TIRANA, March. 23 – Muttontown may restore Gates to kingdom that never was, writes Northender newspaper. The Village of Muttontown is waiting to hear if Nassau County is interested in assisting in the renovation of King Zog’s Gates, which stand as a last tangible reminder of Long Island’s link to one of twentieth-century Europe’s more bizarre figures.
According to Village Clerk Vivian Van Wagner, the idea of restoring the gates was put forward by the village’s beautification chair at a recent trustee meeting. The village has tapped the county about a feasibility study. “I have called in to the County Dept of Parks and we’re waiting for their response at the moment,” Ms. Van Wagner said.
The gates stand on Muttontown Road and once marked the entrance to the sprawling Knollwood estate, site of an ornate mansion built in the early 1900’s by tycoon Charles Hudson.
Knollwood’s most famous owner, however, was King Zog I of Albania (1895-1961), who owned it for a few years in the 1950’s, albeit without ever taking up residence. Zog’s claim to royal standing was tenuous at best. By birth, he was Ahmet Zogolli, chieftain of a powerful Albanian landowning clan. He distinguished himself during World War I (serving Austria-Hungary) and during Albania’s subsequent break with the Ottoman Empire. In the 1920’s, he became Albania’s prime minister and then president, and in 1928 installed himself as constitutional monarch.

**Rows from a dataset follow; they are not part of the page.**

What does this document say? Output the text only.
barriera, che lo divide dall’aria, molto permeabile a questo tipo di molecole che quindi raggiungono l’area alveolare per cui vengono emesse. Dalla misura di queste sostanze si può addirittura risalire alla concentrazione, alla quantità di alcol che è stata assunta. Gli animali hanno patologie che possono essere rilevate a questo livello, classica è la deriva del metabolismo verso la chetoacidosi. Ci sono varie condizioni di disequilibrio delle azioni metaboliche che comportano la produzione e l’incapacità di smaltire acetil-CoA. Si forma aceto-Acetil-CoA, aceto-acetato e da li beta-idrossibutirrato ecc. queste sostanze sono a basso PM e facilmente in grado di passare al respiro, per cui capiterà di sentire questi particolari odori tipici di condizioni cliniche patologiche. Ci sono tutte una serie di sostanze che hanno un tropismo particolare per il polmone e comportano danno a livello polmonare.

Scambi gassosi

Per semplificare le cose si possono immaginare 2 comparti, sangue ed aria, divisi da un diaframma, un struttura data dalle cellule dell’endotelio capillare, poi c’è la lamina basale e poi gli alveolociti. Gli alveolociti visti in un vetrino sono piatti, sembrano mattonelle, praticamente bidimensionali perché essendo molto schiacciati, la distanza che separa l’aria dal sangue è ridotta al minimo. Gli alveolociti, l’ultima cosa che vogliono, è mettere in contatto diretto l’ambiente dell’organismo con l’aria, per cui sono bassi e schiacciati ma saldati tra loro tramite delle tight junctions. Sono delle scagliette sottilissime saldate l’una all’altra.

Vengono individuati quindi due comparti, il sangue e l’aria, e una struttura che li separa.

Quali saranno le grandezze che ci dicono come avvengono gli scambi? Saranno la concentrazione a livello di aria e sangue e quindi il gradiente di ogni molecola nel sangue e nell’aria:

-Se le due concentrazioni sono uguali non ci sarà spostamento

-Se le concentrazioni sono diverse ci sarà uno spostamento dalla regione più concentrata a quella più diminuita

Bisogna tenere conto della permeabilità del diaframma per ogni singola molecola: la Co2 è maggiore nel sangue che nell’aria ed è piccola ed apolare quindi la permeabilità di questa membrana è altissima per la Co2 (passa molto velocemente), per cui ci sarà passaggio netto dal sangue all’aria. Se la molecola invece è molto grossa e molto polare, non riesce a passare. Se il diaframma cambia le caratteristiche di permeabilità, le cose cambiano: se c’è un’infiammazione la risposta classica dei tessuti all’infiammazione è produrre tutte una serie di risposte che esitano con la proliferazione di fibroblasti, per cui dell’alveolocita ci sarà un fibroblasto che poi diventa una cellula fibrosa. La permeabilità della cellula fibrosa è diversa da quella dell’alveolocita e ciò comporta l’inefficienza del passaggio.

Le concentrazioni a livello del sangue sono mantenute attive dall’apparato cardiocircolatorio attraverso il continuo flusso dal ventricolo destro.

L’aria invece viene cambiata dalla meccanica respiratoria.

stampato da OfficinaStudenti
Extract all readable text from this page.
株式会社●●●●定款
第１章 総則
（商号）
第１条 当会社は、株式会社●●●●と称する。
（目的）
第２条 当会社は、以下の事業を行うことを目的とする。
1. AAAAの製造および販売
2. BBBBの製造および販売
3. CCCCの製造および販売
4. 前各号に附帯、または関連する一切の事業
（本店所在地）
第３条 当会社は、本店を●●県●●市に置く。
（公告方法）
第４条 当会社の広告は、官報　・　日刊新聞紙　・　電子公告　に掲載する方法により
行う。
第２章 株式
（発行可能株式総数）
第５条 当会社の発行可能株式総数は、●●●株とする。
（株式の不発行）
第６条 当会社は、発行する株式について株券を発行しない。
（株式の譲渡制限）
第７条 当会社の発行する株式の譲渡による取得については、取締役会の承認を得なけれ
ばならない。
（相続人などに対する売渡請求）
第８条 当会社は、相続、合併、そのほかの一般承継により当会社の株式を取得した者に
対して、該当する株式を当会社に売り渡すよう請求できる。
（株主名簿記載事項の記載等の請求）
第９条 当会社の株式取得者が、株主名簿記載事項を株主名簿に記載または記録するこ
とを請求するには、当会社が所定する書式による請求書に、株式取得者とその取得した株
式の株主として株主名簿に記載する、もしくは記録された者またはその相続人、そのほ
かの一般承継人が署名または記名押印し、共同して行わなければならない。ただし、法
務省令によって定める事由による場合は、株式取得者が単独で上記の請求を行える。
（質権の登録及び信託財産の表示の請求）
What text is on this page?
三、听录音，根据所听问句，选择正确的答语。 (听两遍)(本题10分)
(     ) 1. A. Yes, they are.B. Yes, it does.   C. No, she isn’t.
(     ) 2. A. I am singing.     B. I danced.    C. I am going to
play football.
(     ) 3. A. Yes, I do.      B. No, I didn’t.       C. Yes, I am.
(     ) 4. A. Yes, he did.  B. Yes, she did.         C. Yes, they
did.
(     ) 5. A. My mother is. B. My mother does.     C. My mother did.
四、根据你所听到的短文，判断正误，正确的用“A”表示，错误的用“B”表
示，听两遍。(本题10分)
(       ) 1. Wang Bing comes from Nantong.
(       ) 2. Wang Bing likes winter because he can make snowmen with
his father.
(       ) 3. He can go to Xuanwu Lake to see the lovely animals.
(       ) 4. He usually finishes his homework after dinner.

Historians’ verdicts on Zog’s rule are varied. He brought his “kingdom” a measure of stability, and was committed to making it a voice among western powers. Himself a Muslim, he sought to solidify an atmosphere of religious tolerance in a Balkan country that is roughly two-thirds Muslim and one-third Christian. Some of his measures for doing this were no doubt controversial, such as prohibiting Albanian women from wearing veils and nationalizing many religious educational institutions. Historians rarely fail to mention, on the other hand, several factors that cast Zog in a less flattering light. He personally controlled much of Albania’s wealth and had no scruples about using it to live like, well, a king. And in a violent political climate where assassinations were a matter of course for eliminating one’s political rivals, it is likely that Zog had some disturbing skeletons in his closet. At a time when royalty preferred to keep the blood blue when it came to marriage, this Muslim upstart stood little chance of prevailing on a European princess to share his rocky throne. He did, however, find himself a winsome young queen in the person of Countess Geraldine Apponyi de Nagy-Apponyi (1915-2002), a Catholic Hungarian whose mother was an American heiress and distant cousin of Richard Nixon.
Zog and Geraldine fled Albania when Mussolini’s forces invaded in 1939. All through the war and the subsequent decades of communist rule in Albania that prevented their return, they moved from country to country, living lavishly on what historians contend was a large portion of the former Albanian treasury. They were attended wherever they went by an entourage that would make a modern pop diva jealous, and the popular version has it that it was with a view toward presiding over a sort of loyalist micro-kingdom that Zog purchased Knollwood. This version says that US customs officials spoiled everything by capping the number of Albanian ex-pats Zog could bring into the country with him, and that it was this that led him to settle in France instead. Most of the Knollwood house has been torn down and the property now makes up a large part of the Muttontown Preserve.